From the description on the below YouTube video: “The exhibition includes important examples of single-channel video, video sculpture, and video installation. California Video locates a distinctively West Coast aesthetic within the broader history of video art”.
I know what you are probably thinking after watching this video. WTF. It is VERY uncomfortable to watch. The insanity of it all is obviously a major arc of the work. As you might expect just from watching, this video has not received a lot of views. It was added to YouTube almost a year ago and today has 2041 hits. I found the video in my RSS feeds from a posting of a guest blogger based in Oakland, California, Joseph del Pesco, for Eybeam’s reBlog. Eyebeam is a progressive art space in the Chelsea district of NYC that wavers between the definition of a gallery and museum.
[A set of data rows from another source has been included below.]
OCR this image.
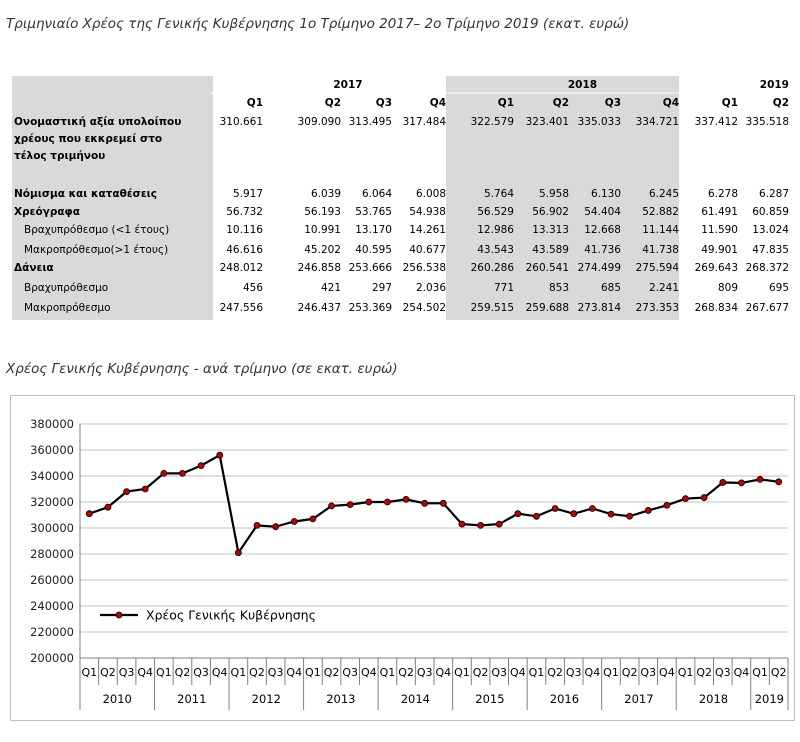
Τριμηνιαίο Χρέος της Γενικής Κυβέρνησης 1ο Τρίμηνο 2017– 2ο Τρίμηνο 2019 (εκατ. ευρώ)
2017	2018	2019
Q1	Q2	Q3	Q4	Q1	Q2	Q3	Q4	Q1	Q2
Ονομαστική αξία υπολοίπου
χρέους που εκκρεμεί στο
τέλος τριμήνου
310.661	309.090 313.495 317.484 322.579 323.401 335.033 334.721 337.412 335.518
Νόμισμα και καταθέσεις	5.917	6.039 6.064 6.008	5.764 5.958 6.130	6.245	6.278 6.287
Χρεόγραφα	56.732	56.193 53.765 54.938	56.529 56.902 54.404 52.882 61.491 60.859
Βραχυπρόθεσμο (<1 έτους)	10.116	10.991 13.170 14.261	12.986 13.313 12.668 11.144 11.590 13.024
Μακροπρόθεσμο(>1 έτους)	46.616	45.202 40.595 40.677	43.543 43.589 41.736 41.738 49.901 47.835
Δάνεια	248.012	246.858 253.666 256.538 260.286 260.541 274.499 275.594 269.643 268.372
Βραχυπρόθεσμο	456	421	297 2.036	771	853	685	2.241	809	695
Μακροπρόθεσμο	247.556	246.437 253.369 254.502 259.515 259.688 273.814 273.353 268.834 267.677
Χρέος Γενικής Κυβέρνησης - ανά τρίμηνο (σε εκατ. ευρώ)
200000
220000
240000
260000
280000
300000
320000
340000
360000
380000
Q1 Q2 Q3 Q4 Q1 Q2 Q3 Q4 Q1 Q2 Q3 Q4 Q1 Q2 Q3 Q4 Q1 Q2 Q3 Q4 Q1 Q2 Q3 Q4 Q1 Q2 Q3 Q4 Q1 Q2 Q3 Q4 Q1 Q2 Q3 Q4 Q1 Q2
2010	2011	2012	2013	2014	2015	2016	2017	2018 2019
Χρέος Γενικής Κυβέρνησης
Pesco found it via the simple and very broad art tag on del.icious.
The video comes the J. Paul Getty Museum in Los Angeles as part of an exhibit that ran in 2008 featuring the work of ‘58 artists, duos, and collectives including Ant Farm, John Baldessari, Brian Bress, Nancy Buchanan, Chris Burden, Allan Kaprow, Mike Kelly, Suzanne Lacy, Bruce Nauman, Martha Rosler, Bill Viola, and William Wegman.’
Within the context of the fine arts world, the works in this video are considered by many people to be some of the greatest, most defining art of our times. When I studied art and design in NYC in the early 2000’s, Bill Viola was the Britney Spears of video art.
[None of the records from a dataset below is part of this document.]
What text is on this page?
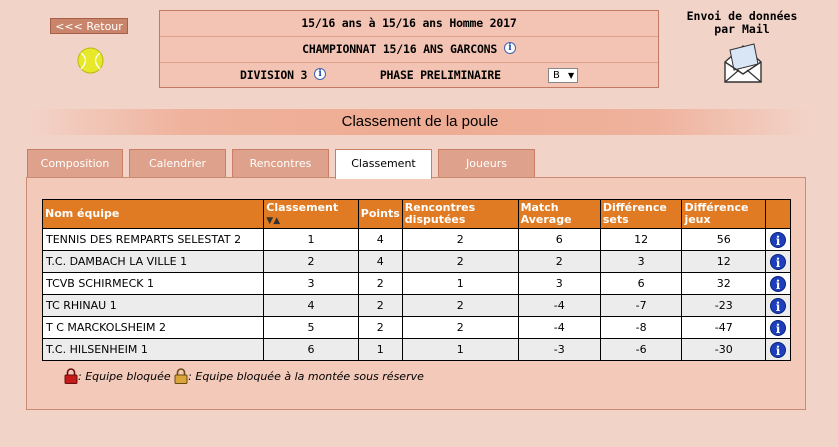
<<< Retour	15/16 ans à 15/16 ans Homme 2017
CHAMPIONNAT 15/16 ANS GARCONS i
DIVISION 3 i	PHASE PRELIMINAIRE	B ▼
Envoi de données
par Mail
Classement de la poule
Composition	Calendrier	Rencontres	Classement	Joueurs
Nom équipe	Classement ▼▲	Points	Rencontres disputées	Match Average	Différence sets	Différence jeux	
TENNIS DES REMPARTS SELESTAT 2	1	4	2	6	12	56	i
T.C. DAMBACH LA VILLE 1	2	4	2	2	3	12	i
TCVB SCHIRMECK 1	3	2	1	3	6	32	i
TC RHINAU 1	4	2	2	-4	-7	-23	i
T C MARCKOLSHEIM 2	5	2	2	-4	-8	-47	i
T.C. HILSENHEIM 1	6	1	1	-3	-6	-30	i
: Equipe bloquée
: Equipe bloquée à la montée sous réserve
What does YouTube mean for this classical tradition of video art? What is the “value” of this video now? Some will say its determined by ad revenue potential on 2000 views while others will explain the cultural significance.
Two observations:
First, not a lot of people appear to be interested. It’s not surprising from what we know about what we want: information and entertainment. It’s very difficult to become satiated with this work; it’s abstract and hard to understand. It’s more disturbing than entertaining in this particular case. Here I am making more of a statement about the fine arts in general. Traditionally, few people have delved into the arts because it is so unaccessible.
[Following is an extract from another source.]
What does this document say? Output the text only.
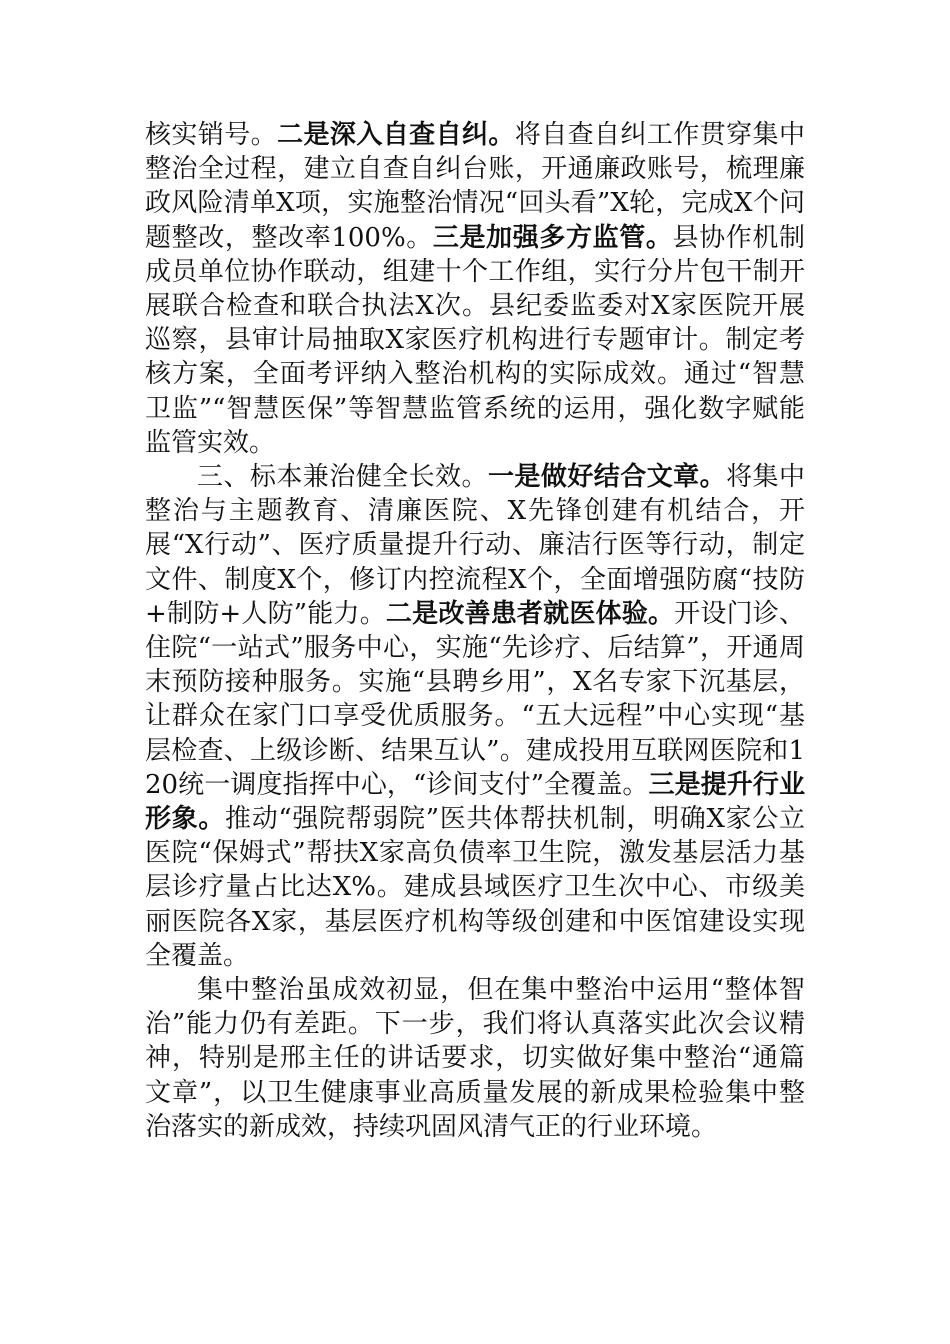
核实销号。二是深入自查自纠。将自查自纠工作贯穿集中整治全过程，建立自查自纠台账，开通廉政账号，梳理廉政风险清单X项，实施整治情况“回头看”X轮，完成X个问题整改，整改率100%。三是加强多方监管。县协作机制成员单位协作联动，组建十个工作组，实行分片包干制开展联合检查和联合执法X次。县纪委监委对X家医院开展巡察，县审计局抽取X家医疗机构进行专题审计。制定考核方案，全面考评纳入整治机构的实际成效。通过“智慧卫监”“智慧医保”等智慧监管系统的运用，强化数字赋能监管实效。

三、标本兼治健全长效。一是做好结合文章。将集中整治与主题教育、清廉医院、X先锋创建有机结合，开展“X行动”、医疗质量提升行动、廉洁行医等行动，制定文件、制度X个，修订内控流程X个，全面增强防腐“技防+制防+人防”能力。二是改善患者就医体验。开设门诊、住院“一站式”服务中心，实施“先诊疗、后结算”，开通周末预防接种服务。实施“县聘乡用”，X名专家下沉基层，让群众在家门口享受优质服务。“五大远程”中心实现“基层检查、上级诊断、结果互认”。建成投用互联网医院和120统一调度指挥中心，“诊间支付”全覆盖。三是提升行业形象。推动“强院帮弱院”医共体帮扶机制，明确X家公立医院“保姆式”帮扶X家高负债率卫生院，激发基层活力基层诊疗量占比达X%。建成县域医疗卫生次中心、市级美丽医院各X家，基层医疗机构等级创建和中医馆建设实现全覆盖。

集中整治虽成效初显，但在集中整治中运用“整体智治”能力仍有差距。下一步，我们将认真落实此次会议精神，特别是邢主任的讲话要求，切实做好集中整治“通篇文章”，以卫生健康事业高质量发展的新成果检验集中整治落实的新成效，持续巩固风清气正的行业环境。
Second, it’s interesting to consider that this kind of experimentation and thinking is actually going on in droves now all over the YouTube platform. The amount of people with artistic ideas now participating with the video medium has increased dramatically in just a three year period. How will this effect the medium of “Video Art” in the future? Will there be outstanding “video artists” to represent future times? Or will the new Bill Viola’s be seen as just a bunch of YouTube crazies?